On August 6th, King Hamad continued the implementation of the National Assembly recommendations by issuing two new decrees. Ahmed Ali writes about them for Bahrain Watch:
The first Decree promulgated by the King drastically alters Bahrain’s 1973 public gathering law by imposing sweeping limitations on freedom of expression.  In addition to the previous prohibition imposed in Article 11 of the 1973 law, which contains a ban on “marches, demonstrations or sit-ins before sunrise or after sunset” without special governmental authorization, the decree adds a ban on all “demonstrations, marches, rallies, or sit-ins in the capital city of Manama,” unless “special permission” is obtained from the head of Public Security.  The new ban also covers marches and gatherings that are being held at or “near” hospitals, airports, shopping malls, or other “places of security”. The latter category has been left open for the Interior Ministry to determine.
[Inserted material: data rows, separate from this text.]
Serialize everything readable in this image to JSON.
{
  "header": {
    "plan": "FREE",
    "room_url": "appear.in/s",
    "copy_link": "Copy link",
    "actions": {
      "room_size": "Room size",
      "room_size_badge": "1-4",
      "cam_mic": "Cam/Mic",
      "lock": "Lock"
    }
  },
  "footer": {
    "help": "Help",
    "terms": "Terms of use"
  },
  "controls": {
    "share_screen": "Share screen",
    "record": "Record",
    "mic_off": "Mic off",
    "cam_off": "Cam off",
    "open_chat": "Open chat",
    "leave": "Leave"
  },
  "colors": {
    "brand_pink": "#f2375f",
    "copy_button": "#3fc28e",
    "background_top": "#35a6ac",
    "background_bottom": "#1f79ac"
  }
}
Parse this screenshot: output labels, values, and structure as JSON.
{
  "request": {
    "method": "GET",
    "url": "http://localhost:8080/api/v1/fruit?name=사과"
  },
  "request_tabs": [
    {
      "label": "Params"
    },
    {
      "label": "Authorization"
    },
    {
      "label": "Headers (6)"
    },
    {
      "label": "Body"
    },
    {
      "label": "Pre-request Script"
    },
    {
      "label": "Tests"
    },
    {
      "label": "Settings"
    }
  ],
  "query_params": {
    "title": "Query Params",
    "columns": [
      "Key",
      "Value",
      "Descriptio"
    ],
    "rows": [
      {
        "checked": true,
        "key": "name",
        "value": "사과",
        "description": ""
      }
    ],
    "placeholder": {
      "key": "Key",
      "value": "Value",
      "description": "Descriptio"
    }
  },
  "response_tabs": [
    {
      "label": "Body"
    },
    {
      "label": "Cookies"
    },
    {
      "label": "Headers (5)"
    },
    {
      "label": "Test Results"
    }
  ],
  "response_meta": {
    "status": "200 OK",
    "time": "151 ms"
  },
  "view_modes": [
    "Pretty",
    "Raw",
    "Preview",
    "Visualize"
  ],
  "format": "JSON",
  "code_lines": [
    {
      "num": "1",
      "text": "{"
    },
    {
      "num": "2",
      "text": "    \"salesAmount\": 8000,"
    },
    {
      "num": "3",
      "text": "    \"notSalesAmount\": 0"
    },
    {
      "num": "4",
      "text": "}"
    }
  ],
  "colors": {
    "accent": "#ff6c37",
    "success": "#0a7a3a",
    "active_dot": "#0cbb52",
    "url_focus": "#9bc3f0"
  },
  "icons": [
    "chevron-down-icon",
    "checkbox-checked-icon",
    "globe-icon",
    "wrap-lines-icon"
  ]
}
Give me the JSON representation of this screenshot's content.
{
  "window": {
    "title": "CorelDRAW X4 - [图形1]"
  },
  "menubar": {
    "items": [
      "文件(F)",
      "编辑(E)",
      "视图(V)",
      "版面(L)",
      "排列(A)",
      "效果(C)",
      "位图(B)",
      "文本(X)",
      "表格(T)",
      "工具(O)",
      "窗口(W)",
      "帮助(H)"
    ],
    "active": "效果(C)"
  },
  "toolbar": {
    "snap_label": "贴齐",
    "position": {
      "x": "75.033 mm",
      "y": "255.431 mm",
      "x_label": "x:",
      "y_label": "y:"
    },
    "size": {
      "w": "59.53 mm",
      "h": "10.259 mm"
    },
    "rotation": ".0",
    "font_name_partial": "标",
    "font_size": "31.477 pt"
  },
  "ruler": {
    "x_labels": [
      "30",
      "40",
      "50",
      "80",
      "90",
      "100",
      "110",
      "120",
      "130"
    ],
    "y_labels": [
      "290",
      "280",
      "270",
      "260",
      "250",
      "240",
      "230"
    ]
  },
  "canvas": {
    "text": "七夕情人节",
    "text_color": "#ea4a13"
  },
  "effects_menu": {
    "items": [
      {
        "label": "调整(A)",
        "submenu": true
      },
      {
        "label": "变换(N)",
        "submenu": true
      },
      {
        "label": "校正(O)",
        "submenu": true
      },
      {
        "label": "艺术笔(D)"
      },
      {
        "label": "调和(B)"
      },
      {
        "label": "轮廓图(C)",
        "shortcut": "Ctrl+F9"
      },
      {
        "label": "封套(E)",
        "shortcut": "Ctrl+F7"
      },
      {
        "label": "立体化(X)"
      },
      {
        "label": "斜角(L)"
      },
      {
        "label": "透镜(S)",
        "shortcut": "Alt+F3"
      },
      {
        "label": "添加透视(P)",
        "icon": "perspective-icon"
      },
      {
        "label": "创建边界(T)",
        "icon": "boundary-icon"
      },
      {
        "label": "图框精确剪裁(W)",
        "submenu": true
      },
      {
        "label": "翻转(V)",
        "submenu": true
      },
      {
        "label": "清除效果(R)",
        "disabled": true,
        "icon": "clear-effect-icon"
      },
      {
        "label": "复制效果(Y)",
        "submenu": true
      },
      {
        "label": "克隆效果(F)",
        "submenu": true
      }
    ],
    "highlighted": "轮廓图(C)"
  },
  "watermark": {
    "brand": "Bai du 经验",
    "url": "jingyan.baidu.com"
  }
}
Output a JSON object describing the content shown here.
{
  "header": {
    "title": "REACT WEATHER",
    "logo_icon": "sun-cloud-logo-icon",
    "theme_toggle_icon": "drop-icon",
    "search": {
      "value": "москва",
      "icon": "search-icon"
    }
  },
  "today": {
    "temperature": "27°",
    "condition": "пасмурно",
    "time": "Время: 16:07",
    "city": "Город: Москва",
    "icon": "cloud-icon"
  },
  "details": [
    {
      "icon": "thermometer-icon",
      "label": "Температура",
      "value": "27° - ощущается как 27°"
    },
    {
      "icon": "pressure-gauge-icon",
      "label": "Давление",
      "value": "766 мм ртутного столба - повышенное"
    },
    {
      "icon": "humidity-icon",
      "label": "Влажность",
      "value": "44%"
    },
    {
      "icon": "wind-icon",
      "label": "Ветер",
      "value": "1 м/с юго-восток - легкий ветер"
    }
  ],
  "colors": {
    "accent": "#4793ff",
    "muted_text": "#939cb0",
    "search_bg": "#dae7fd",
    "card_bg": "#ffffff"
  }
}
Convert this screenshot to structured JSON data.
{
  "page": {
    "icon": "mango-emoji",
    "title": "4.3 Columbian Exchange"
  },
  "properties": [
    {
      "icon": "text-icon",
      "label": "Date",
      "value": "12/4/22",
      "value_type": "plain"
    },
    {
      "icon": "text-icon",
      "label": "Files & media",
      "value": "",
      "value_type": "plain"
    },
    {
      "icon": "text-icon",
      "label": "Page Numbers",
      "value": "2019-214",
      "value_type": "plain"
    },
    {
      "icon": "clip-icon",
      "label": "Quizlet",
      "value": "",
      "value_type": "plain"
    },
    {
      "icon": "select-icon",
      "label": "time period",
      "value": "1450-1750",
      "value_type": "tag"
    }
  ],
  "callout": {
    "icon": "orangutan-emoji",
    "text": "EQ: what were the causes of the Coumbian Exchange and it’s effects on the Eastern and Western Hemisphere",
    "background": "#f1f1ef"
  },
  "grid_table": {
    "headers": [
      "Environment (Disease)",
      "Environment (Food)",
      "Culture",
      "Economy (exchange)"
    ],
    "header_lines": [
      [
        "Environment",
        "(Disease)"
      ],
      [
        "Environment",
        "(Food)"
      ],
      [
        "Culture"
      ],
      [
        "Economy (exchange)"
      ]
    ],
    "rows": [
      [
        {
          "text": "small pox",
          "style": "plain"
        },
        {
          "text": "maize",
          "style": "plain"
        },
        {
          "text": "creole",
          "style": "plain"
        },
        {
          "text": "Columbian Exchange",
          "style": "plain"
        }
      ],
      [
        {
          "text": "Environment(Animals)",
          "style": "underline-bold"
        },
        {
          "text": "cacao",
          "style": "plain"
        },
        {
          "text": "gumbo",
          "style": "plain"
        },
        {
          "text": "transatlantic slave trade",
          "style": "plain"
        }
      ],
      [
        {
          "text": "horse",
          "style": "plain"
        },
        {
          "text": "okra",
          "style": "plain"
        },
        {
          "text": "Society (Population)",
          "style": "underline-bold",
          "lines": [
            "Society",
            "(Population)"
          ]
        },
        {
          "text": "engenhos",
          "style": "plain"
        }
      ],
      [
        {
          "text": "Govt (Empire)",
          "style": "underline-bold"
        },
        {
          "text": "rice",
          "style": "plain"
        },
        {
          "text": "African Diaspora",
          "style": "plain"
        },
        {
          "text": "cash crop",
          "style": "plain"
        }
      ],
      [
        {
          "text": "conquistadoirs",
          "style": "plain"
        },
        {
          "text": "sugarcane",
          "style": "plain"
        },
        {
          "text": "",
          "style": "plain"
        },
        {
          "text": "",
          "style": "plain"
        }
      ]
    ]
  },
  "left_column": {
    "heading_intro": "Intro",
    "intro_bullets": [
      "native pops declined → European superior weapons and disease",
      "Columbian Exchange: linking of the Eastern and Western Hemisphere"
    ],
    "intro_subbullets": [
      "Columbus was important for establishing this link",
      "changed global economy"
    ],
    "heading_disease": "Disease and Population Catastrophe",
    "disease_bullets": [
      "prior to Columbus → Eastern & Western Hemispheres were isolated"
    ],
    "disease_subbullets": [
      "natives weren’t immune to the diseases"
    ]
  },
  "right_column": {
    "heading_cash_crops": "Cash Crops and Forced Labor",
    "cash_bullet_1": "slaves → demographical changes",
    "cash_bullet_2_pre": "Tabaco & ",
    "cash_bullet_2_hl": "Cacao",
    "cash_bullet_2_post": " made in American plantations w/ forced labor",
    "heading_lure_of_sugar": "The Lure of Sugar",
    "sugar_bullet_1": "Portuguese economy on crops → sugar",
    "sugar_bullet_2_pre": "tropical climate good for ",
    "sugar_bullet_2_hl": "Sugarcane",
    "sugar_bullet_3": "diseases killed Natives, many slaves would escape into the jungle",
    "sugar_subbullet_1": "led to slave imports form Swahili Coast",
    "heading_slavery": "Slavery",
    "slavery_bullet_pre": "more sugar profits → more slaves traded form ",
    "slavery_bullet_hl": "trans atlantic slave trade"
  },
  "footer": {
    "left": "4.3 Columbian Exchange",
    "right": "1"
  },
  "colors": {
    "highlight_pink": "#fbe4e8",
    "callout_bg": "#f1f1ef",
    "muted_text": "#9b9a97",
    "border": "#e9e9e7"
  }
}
The use of vehicles in any form of gathering has also been prohibited in an apparent bid to limit the mobilization of protesters.
Secondly, there has been an amendment to Decree 17 of 1976 in regards to juveniles.  The new provision holds parents legally responsible if any of their children who is under 16 participates in a demonstration, public gathering, or sit-in.  Parents will face a warning from the Interior Ministry on the first offence, and can be jailed for up to one year, fined 2000BD, or both, on a second offence.  The law states that these measures are intended to monitor and control the child’s behaviour in the future’.  This decree goes further than the National Assembly’s recommendation, which was to target those who involve children in acts of violence.
It is important to recognise that such prohibitions and sanctions have always been imposed in Bahrain.  However, these latest measures signal a drastic shift from practical to legal reprisals against civil society.  A de-facto ban on protests in Bahrain’s capital has been imposed since 2011, as the Government has declined to issue licenses for these protests and cracks down heavily on any attempted protests there.  Protesters have been discouraged from using their vehicles at rallies, through security forces regularly vandalizing cars found near protest sites.

Such a trend is evident in the remainder of the 22 recommendations, all of which have been accepted by the King.  The recommendations include withdrawing citizenship from terrorism convicts, more closely monitoring online social media activity, and declaring a state of emergency.  All of these techniques have previously been used, informally, to crack down on dissent.  The difference now is that these proposals stand to be entrenched in law, in public defiance of Bahrain’s international obligations. Other worrying new proposals include severe punishments for instigating a “terrorist crime” — the term is not defined — reprisals against political associations, sweeping new powers for security forces, changes to the educational system and use of media networks for propaganda, and revoking “Royal Pardons” for those targeted by the new laws.  Previous Decrees have been issued to implement some of these measures, though not all are yet implemented in law.
Read full post, which includes English translation of the amendments.

Amnesty International described the new legislation as "outrageous" and a violation of international law. Amnesty's Middle East and North Africa Director Phillip Luther said: "Authorities in Bahrain have, for years, abused existing legislation to suppress any form of dissent, but these new measures are taking their disregard for human rights to a completely new level. We fear that these draconian measures will be used in an attempt to legitimize state violence as new protests are being planned for 14 August.”